Looking at the data sharing governance at all levels 

Is Europe’s desire to create a single digital market about to become a reality? Can Europe achieve a common single market also in a data economy, with effective competition, the emergence of new entrants and fair rules based on European values? We hope that the answer to each of these questions is yes.  

aNewGovernance is an international association that brings together public bodies, associations, academics, start-ups, and corporates worldwide. This initiative is accompanying the shift to a fair data economy, especially in the context of the GDPR and of the European Data Strategy with the development of Data Spaces. The association’s aim is to help build those Sectoral Data Spaces in their Governance and Personal Data dimensions, as well as the Personal Cross-Sectoral Data Space. 

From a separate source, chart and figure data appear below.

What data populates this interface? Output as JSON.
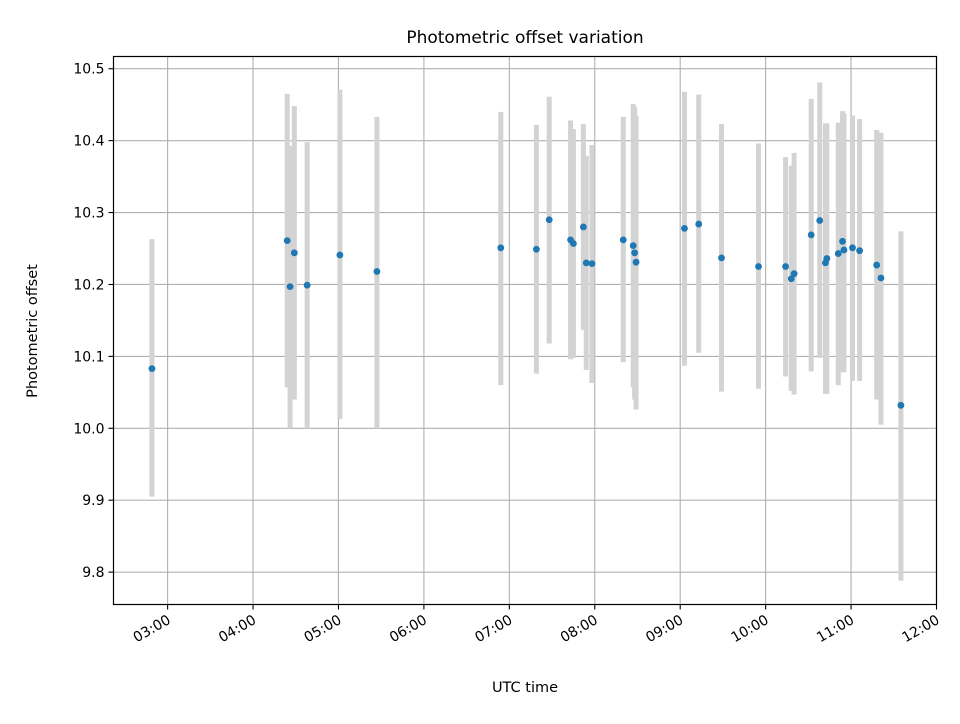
{
  "chart_data": {
    "type": "scatter",
    "title": "Photometric offset variation",
    "xlabel": "UTC time",
    "ylabel": "Photometric offset",
    "x_ticks": [
      "03:00",
      "04:00",
      "05:00",
      "06:00",
      "07:00",
      "08:00",
      "09:00",
      "10:00",
      "11:00",
      "12:00"
    ],
    "y_ticks": [
      "9.8",
      "9.9",
      "10.0",
      "10.1",
      "10.2",
      "10.3",
      "10.4",
      "10.5"
    ],
    "xlim": [
      "02:22",
      "12:00"
    ],
    "ylim": [
      9.755,
      10.517
    ],
    "grid": true,
    "colors": {
      "point": "#1f77b4",
      "errorbar": "#d3d3d3",
      "grid": "#b0b0b0"
    },
    "points": [
      {
        "t": "02:49",
        "y": 10.083,
        "lo": 9.905,
        "hi": 10.263
      },
      {
        "t": "04:24",
        "y": 10.261,
        "lo": 10.057,
        "hi": 10.465
      },
      {
        "t": "04:26",
        "y": 10.197,
        "lo": 10.0,
        "hi": 10.393
      },
      {
        "t": "04:29",
        "y": 10.244,
        "lo": 10.04,
        "hi": 10.448
      },
      {
        "t": "04:38",
        "y": 10.199,
        "lo": 10.0,
        "hi": 10.398
      },
      {
        "t": "05:01",
        "y": 10.241,
        "lo": 10.013,
        "hi": 10.471
      },
      {
        "t": "05:27",
        "y": 10.218,
        "lo": 10.0,
        "hi": 10.433
      },
      {
        "t": "06:54",
        "y": 10.251,
        "lo": 10.06,
        "hi": 10.44
      },
      {
        "t": "07:19",
        "y": 10.249,
        "lo": 10.076,
        "hi": 10.422
      },
      {
        "t": "07:28",
        "y": 10.29,
        "lo": 10.118,
        "hi": 10.461
      },
      {
        "t": "07:43",
        "y": 10.262,
        "lo": 10.096,
        "hi": 10.428
      },
      {
        "t": "07:45",
        "y": 10.257,
        "lo": 10.098,
        "hi": 10.416
      },
      {
        "t": "07:52",
        "y": 10.28,
        "lo": 10.137,
        "hi": 10.423
      },
      {
        "t": "07:54",
        "y": 10.23,
        "lo": 10.081,
        "hi": 10.379
      },
      {
        "t": "07:58",
        "y": 10.229,
        "lo": 10.063,
        "hi": 10.394
      },
      {
        "t": "08:20",
        "y": 10.262,
        "lo": 10.092,
        "hi": 10.433
      },
      {
        "t": "08:27",
        "y": 10.254,
        "lo": 10.057,
        "hi": 10.451
      },
      {
        "t": "08:28",
        "y": 10.244,
        "lo": 10.04,
        "hi": 10.447
      },
      {
        "t": "08:29",
        "y": 10.231,
        "lo": 10.026,
        "hi": 10.435
      },
      {
        "t": "09:03",
        "y": 10.278,
        "lo": 10.087,
        "hi": 10.468
      },
      {
        "t": "09:13",
        "y": 10.284,
        "lo": 10.105,
        "hi": 10.464
      },
      {
        "t": "09:29",
        "y": 10.237,
        "lo": 10.051,
        "hi": 10.423
      },
      {
        "t": "09:55",
        "y": 10.225,
        "lo": 10.055,
        "hi": 10.396
      },
      {
        "t": "10:14",
        "y": 10.225,
        "lo": 10.072,
        "hi": 10.377
      },
      {
        "t": "10:18",
        "y": 10.208,
        "lo": 10.052,
        "hi": 10.365
      },
      {
        "t": "10:20",
        "y": 10.215,
        "lo": 10.047,
        "hi": 10.383
      },
      {
        "t": "10:32",
        "y": 10.269,
        "lo": 10.079,
        "hi": 10.458
      },
      {
        "t": "10:38",
        "y": 10.289,
        "lo": 10.098,
        "hi": 10.481
      },
      {
        "t": "10:42",
        "y": 10.23,
        "lo": 10.048,
        "hi": 10.424
      },
      {
        "t": "10:43",
        "y": 10.236,
        "lo": 10.048,
        "hi": 10.424
      },
      {
        "t": "10:51",
        "y": 10.243,
        "lo": 10.06,
        "hi": 10.425
      },
      {
        "t": "10:54",
        "y": 10.26,
        "lo": 10.078,
        "hi": 10.441
      },
      {
        "t": "10:55",
        "y": 10.248,
        "lo": 10.078,
        "hi": 10.438
      },
      {
        "t": "11:01",
        "y": 10.251,
        "lo": 10.066,
        "hi": 10.435
      },
      {
        "t": "11:06",
        "y": 10.247,
        "lo": 10.066,
        "hi": 10.43
      },
      {
        "t": "11:18",
        "y": 10.227,
        "lo": 10.04,
        "hi": 10.415
      },
      {
        "t": "11:21",
        "y": 10.209,
        "lo": 10.005,
        "hi": 10.411
      },
      {
        "t": "11:35",
        "y": 10.032,
        "lo": 9.788,
        "hi": 10.274
      }
    ]
  }
}
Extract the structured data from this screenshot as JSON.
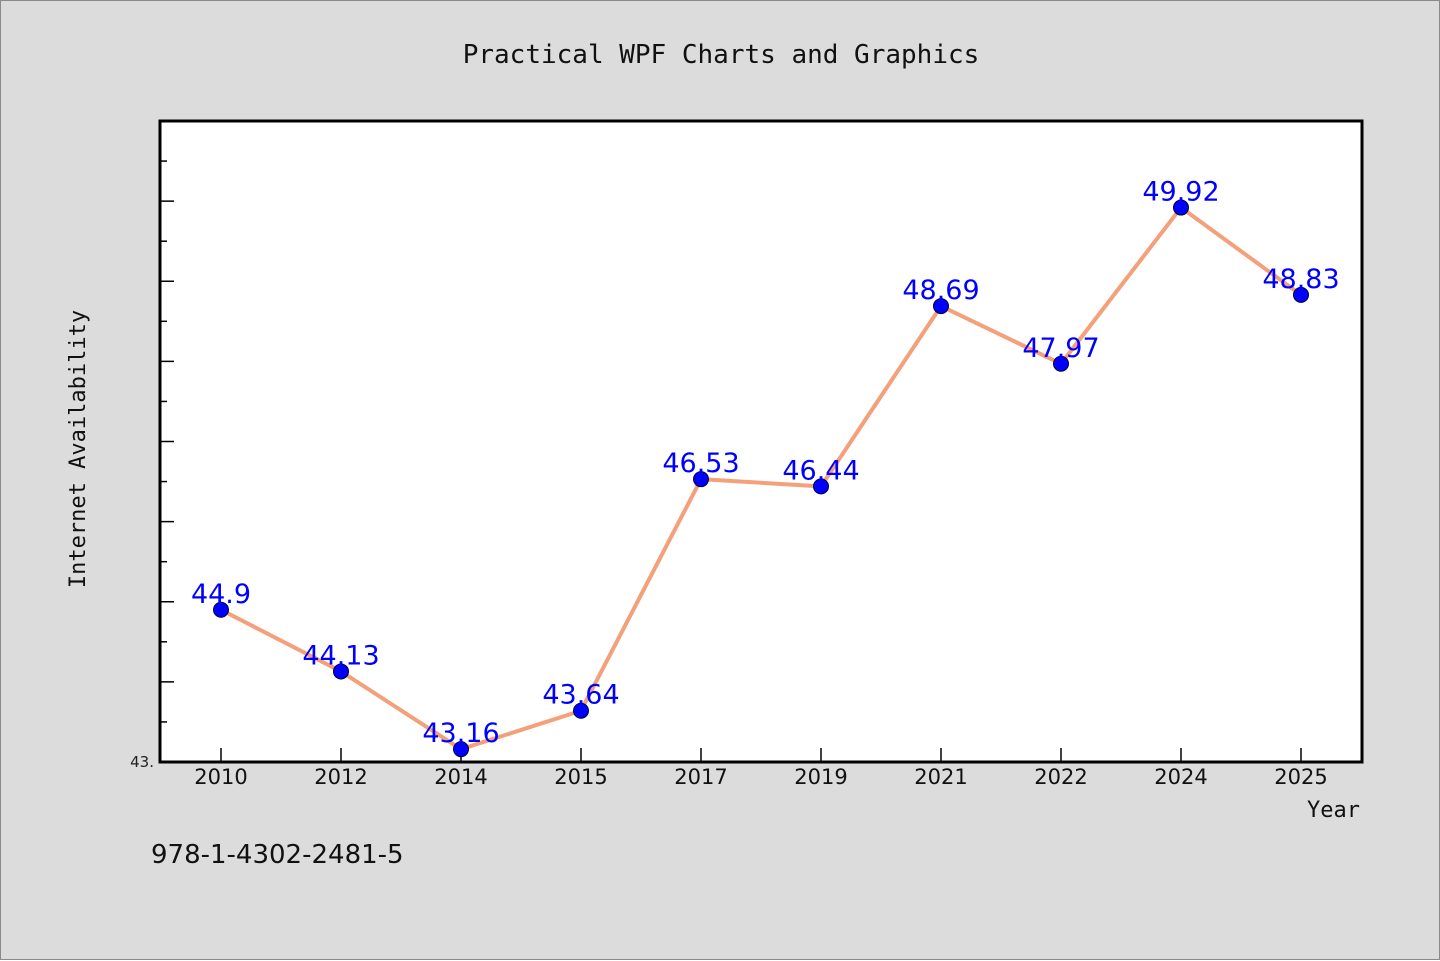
{
  "window": {
    "background": "#dcdcdc",
    "plot_background": "#ffffff",
    "caption": "978-1-4302-2481-5"
  },
  "chart_data": {
    "type": "line",
    "title": "Practical WPF Charts and Graphics",
    "xlabel": "Year",
    "ylabel": "Internet Availability",
    "categories": [
      "2010",
      "2012",
      "2014",
      "2015",
      "2017",
      "2019",
      "2021",
      "2022",
      "2024",
      "2025"
    ],
    "series": [
      {
        "values": [
          44.9,
          44.13,
          43.16,
          43.64,
          46.53,
          46.44,
          48.69,
          47.97,
          49.92,
          48.83
        ],
        "labels": [
          "44.9",
          "44.13",
          "43.16",
          "43.64",
          "46.53",
          "46.44",
          "48.69",
          "47.97",
          "49.92",
          "48.83"
        ],
        "line_color": "#f4a07a",
        "marker_color": "#0000ff",
        "label_color": "#0000ff"
      }
    ],
    "ylim": [
      43,
      51
    ],
    "y_tick_label": "43.",
    "grid": false,
    "legend": "none"
  }
}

Three years after publishing 35 proposals for an EU Data Strategy, Sitra and aNewGovernance join up again to do a data governance study, as many legislations and initiatives are underway. We want to ensure that the potential gaps, overlaps, distortions, and uncertainties are addressed and that the initial goals of the EU Data Strategy are delivered. A holistic understanding of what the EU Data Strategy means in terms of governance is needed at all levels. We are mapping the current stage of data-sharing governance to identify issues and will publish our report and recommendations in the autumn of 2023.